Selain itu, UU Lalu Lintas pasal 19 ayat 2 hanya mengatur MTS untuk setiap klas jalan dan tidak mengatur jumlah sumbu mobil angkutan batubara.
“Sesuai asas hukum lex superior derogat legi ingerior, Artiny peraturan yang lebih tinggi mengesempurnakan peraturan yang lebih rendah, yang memiliki pengaturan yang bertentangan. Atau dengan kata lain, pengaturan dalam Perda Sumsel dan Pergub Sumsel harus dikesampingkan dan tidak dapat diterapkan,” terangnya.
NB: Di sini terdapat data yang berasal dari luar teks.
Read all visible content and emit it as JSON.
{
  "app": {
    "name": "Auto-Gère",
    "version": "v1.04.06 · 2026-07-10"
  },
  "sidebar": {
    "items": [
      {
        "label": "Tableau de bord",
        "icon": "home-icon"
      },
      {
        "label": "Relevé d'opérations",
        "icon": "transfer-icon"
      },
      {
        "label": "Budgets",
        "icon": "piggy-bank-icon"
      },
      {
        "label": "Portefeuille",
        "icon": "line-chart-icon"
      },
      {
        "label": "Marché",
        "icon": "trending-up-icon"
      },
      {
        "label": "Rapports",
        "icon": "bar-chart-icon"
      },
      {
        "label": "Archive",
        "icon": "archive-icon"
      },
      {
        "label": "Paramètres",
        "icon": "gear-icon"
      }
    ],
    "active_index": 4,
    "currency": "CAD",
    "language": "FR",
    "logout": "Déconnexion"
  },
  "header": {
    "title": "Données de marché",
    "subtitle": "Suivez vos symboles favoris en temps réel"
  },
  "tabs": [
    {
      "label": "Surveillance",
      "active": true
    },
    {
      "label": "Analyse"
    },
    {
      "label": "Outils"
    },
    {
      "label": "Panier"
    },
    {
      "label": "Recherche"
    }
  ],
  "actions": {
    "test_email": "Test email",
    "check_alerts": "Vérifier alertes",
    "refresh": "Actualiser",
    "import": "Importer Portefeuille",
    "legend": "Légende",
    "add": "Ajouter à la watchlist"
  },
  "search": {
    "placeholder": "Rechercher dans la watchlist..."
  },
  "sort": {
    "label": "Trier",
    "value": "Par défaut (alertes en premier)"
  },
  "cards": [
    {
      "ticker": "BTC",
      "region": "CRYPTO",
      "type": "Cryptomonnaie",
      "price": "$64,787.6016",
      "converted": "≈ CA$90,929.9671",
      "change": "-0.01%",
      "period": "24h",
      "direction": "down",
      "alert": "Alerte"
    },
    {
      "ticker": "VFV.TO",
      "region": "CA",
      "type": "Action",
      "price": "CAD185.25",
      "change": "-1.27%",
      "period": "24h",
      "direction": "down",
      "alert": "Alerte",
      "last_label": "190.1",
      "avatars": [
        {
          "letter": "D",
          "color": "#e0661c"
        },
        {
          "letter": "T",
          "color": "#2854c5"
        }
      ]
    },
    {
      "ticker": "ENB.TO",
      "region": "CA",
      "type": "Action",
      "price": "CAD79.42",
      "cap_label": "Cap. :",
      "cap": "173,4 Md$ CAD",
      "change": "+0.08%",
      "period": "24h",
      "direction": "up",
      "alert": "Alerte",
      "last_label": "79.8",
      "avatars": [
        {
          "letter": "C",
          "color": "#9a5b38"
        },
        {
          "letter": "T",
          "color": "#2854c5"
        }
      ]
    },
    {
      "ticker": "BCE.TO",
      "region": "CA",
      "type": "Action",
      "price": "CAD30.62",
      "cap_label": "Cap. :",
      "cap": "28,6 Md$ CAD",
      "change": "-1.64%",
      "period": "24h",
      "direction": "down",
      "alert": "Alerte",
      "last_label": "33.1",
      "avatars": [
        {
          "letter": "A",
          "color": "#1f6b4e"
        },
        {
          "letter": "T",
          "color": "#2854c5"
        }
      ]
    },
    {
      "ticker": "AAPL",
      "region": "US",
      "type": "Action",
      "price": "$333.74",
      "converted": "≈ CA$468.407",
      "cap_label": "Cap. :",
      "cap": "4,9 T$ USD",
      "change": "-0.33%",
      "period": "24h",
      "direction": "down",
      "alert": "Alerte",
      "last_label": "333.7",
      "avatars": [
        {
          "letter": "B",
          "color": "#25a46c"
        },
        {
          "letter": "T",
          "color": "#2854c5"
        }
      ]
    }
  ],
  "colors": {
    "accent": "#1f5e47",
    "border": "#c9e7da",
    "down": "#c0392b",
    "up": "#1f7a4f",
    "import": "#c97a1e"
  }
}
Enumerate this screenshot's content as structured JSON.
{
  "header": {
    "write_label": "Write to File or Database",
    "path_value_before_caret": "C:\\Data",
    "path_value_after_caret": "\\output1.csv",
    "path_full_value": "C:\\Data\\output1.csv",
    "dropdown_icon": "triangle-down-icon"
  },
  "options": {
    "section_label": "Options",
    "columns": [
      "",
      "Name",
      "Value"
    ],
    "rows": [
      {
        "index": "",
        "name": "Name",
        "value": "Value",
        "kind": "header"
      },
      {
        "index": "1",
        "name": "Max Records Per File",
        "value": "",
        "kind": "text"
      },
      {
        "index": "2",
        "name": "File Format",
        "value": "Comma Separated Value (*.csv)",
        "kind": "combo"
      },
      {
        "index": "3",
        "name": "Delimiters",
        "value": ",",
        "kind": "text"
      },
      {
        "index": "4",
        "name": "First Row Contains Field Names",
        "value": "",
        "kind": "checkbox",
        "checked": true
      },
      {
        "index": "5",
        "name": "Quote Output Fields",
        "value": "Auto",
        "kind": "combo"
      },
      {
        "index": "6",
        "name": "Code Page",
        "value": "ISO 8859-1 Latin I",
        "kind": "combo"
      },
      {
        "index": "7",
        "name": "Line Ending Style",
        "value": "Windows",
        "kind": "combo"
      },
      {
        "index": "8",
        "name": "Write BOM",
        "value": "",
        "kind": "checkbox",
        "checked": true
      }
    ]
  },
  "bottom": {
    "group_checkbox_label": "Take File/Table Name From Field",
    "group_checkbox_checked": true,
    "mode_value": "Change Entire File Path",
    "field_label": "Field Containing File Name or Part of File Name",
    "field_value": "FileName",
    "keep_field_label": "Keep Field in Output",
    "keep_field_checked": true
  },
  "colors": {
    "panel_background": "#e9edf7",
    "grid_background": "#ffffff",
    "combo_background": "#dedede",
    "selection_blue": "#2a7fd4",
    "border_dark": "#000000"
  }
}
Chairul menjelaskan, dampak dari pelaksanaan Perda Sumsel dan Pergub Sumsel yang bertentangab dengan UU Jalan, UU Lalu Lintas dan UU Minerba yakni terdapat dugaab tindak pidana korupsi sebagaimana dimaksud pasal 2 ayat 1 UU Nomor 31 Tahun 1999 tentang tindak pidana korupsi jo UU 20 tahun 2001 tentang perubahan UU Nomor 31 tahun 1999 tentang tindak pudana korupsi (UU Tipikor) yang berbunyi.
“setiap orang yang secara melawan hukum melakukan perbuatan memperkaya diri sendiri atau orang lain atau suatu korporasi yang dapat merugikan keuangan negara atau perekonomian negara, dipidana penjara seumur hidup atau pudana penjara paling singkat 4 tahun dan paling lama 20 tahun dan denda Rp 200 juta dan paling banyak Rp 1 miliar,” ujarnya.
“Dimana unsur pasal 2 ayat 1 terpenuhi, dengan pemberlakuab Perda Sumsel dan Pergub Sumsel maka mempengaruhi enjualan batubara, yang mengakibatkan antara lain hilangnya pendapatan negara dari sektor penerimaaan negara bukan pajak berupa royalti(iuran produksi),” tambahnya.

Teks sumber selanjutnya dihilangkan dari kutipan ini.